La révolution

(oh oui, un souvenir)

Comme le cours d’arts plastiques est annulé, nous décidons de nous installer à la cantine pour parler de sexe.

En ce début d’après-midi, seuls quelques adultes s’affairent aux corvées de nettoyage et dans la salle règne un calme qui me trouble, peut-être par contraste avec le brouhaha incessant de l’heure du déjeuner, à laquelle nous avons coutume de nous y rendre et où les steaks et les petits pois ont coutume de voler.

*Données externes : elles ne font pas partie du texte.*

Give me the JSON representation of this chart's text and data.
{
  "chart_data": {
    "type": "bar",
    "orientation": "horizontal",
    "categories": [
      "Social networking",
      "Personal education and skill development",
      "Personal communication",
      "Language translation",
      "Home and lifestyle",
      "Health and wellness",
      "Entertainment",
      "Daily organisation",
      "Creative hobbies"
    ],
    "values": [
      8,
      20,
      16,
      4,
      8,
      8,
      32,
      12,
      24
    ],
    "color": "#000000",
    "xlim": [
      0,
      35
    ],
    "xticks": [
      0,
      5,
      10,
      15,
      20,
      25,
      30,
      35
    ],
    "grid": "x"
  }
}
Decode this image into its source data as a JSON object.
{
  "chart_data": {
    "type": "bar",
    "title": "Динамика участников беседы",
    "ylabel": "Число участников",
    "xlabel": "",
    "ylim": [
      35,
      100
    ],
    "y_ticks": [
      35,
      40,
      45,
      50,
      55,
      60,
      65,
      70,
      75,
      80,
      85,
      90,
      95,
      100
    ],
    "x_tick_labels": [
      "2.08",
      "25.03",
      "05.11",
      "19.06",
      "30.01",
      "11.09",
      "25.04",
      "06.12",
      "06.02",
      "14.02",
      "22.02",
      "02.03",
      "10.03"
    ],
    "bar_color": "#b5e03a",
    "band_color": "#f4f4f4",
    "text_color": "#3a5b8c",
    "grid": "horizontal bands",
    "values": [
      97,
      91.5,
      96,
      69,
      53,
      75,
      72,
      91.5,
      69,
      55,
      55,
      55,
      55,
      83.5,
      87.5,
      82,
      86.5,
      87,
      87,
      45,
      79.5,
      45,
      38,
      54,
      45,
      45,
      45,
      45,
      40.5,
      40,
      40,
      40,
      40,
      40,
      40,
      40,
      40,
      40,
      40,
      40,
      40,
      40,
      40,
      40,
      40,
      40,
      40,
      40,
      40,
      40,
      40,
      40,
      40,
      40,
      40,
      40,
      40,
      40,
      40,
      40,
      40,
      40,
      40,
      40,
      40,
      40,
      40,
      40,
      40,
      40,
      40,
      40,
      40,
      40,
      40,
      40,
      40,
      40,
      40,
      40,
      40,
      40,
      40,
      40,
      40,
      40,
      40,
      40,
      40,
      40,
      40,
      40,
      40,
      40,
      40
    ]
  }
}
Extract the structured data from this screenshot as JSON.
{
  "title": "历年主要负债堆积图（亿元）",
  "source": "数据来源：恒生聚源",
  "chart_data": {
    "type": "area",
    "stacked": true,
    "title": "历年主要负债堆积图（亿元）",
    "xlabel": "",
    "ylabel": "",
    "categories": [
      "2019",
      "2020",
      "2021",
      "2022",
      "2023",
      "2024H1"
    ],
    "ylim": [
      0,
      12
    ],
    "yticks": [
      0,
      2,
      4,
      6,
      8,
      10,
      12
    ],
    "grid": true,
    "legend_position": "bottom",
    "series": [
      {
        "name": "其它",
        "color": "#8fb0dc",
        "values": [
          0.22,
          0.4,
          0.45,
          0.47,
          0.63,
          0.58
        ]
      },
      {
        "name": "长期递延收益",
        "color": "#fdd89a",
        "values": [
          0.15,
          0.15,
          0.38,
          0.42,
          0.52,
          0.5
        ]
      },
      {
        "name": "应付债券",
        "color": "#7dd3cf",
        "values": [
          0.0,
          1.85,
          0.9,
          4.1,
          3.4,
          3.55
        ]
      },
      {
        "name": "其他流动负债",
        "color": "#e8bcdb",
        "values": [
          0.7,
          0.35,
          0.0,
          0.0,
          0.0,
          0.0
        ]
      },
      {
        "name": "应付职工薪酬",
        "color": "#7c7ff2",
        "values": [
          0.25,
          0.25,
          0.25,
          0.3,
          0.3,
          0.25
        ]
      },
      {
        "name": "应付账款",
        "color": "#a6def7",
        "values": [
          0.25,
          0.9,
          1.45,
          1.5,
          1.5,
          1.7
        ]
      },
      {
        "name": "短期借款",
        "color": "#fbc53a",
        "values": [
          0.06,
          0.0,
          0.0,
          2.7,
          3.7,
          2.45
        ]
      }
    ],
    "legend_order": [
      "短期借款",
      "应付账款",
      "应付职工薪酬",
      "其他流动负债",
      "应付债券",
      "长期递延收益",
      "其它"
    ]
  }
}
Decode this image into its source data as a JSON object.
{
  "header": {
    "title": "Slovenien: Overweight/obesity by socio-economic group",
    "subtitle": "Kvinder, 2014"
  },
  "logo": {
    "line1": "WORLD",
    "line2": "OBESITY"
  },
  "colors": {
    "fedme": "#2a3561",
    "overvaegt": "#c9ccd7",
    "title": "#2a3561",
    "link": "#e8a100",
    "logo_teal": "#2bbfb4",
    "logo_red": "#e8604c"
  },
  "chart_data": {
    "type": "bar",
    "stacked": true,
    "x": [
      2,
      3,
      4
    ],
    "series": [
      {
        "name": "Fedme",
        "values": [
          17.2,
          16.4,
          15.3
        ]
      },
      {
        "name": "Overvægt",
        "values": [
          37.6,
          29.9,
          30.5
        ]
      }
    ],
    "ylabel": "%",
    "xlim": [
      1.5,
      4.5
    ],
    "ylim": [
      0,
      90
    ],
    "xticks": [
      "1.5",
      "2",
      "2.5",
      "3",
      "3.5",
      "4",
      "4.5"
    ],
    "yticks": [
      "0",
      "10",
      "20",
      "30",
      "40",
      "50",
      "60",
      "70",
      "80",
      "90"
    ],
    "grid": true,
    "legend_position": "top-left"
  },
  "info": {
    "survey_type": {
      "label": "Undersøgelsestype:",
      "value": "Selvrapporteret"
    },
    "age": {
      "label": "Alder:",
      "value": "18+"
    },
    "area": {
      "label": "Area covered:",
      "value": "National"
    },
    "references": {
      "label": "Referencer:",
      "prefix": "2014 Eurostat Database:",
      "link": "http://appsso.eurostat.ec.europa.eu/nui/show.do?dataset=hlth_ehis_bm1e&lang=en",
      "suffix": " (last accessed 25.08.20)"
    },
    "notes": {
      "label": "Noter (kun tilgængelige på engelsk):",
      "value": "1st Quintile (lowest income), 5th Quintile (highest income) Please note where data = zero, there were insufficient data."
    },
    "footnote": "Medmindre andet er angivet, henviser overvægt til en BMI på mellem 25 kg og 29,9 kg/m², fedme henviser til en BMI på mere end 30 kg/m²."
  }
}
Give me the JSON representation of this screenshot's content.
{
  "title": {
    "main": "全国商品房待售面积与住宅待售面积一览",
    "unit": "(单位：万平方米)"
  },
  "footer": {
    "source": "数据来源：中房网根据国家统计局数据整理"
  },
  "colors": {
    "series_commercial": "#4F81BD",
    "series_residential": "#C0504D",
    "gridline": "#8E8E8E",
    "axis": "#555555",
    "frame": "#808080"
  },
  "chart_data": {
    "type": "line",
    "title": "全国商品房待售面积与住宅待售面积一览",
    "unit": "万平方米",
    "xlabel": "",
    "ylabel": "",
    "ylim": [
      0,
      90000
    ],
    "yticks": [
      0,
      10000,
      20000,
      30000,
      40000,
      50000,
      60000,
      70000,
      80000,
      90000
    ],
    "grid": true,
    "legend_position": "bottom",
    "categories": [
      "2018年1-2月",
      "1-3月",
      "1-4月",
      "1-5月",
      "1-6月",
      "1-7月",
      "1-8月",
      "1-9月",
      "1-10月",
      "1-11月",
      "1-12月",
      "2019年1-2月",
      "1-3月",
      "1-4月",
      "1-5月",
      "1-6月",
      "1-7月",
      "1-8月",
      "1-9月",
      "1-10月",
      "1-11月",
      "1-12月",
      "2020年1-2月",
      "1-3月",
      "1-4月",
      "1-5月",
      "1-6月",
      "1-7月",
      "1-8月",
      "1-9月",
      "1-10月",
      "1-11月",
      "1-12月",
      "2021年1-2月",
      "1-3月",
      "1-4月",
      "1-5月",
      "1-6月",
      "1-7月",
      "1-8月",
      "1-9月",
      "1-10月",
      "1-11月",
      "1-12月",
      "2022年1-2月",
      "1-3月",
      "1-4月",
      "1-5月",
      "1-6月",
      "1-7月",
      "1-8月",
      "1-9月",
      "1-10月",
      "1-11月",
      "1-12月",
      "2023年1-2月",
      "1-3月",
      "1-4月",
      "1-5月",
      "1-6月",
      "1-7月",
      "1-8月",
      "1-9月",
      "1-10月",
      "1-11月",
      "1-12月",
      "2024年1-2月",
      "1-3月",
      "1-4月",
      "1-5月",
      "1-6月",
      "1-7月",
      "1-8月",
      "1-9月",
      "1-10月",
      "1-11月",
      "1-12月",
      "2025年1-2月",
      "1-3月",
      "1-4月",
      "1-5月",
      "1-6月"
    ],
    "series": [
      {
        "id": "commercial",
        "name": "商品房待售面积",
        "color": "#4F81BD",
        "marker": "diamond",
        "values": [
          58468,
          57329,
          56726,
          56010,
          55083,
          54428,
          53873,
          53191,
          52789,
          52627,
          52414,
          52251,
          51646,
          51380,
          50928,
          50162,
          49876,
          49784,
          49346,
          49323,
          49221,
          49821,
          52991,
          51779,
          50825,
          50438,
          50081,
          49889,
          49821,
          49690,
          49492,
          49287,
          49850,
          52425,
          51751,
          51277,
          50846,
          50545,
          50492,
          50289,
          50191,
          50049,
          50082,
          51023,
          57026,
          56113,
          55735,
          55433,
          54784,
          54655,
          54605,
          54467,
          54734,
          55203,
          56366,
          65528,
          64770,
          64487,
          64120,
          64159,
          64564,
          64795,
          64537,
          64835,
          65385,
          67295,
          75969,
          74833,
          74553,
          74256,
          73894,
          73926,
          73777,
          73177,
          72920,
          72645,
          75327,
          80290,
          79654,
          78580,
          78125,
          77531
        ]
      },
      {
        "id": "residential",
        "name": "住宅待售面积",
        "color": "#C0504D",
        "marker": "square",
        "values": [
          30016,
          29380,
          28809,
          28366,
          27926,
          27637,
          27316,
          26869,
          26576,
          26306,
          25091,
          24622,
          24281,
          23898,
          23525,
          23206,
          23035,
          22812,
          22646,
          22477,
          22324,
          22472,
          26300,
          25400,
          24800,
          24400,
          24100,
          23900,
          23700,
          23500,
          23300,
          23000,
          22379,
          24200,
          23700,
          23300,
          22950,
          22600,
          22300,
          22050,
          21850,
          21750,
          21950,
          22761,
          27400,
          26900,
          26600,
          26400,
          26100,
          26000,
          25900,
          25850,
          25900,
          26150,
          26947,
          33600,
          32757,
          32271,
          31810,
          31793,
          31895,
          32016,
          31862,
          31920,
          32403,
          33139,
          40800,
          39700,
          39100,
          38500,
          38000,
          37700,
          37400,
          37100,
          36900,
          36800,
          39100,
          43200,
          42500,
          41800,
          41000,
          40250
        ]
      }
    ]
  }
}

En comité restreint, nous en venons à faire un tour de table, entre hommes, afin que chacun puisse exposer sa conception d’une première fois idéale.

Julien, assez sûr de lui, ouvre la marche et nous dévoile son désir.
« Moi je lui roule une pelle … » On l’écoute alors avec grande attention …
« je la lève » … l’oeil rêveur …
« et j’la saute ! » … le regard à l’infini !

Après ces perspectives héroïques, Fabrice, plutôt versé dans le romantisme, nous parle lumière tamisée et dîner aux chandelles, pantalon moulant qu’on déboutonne avec les dents et culotte légère qu’on retire de la même manière.

Pour ma part, afin de minimiser mon temps de parole, je prétends d’un air pas trop concerné que je préfére laisser venir les choses comme elles viennent et puis qu’on verra ; ce modèle de sagesse et de concision est félicité par un bref silence et l’on invite les suivants à détailler leurs considérations sur l’origine du monde.

Quoi qu’il en soit, le tour de table est aujourd’hui révolu depuis longtemps, mais j’ai l’intuition que je suis le seul participant à me le rappeler encore dix ans après.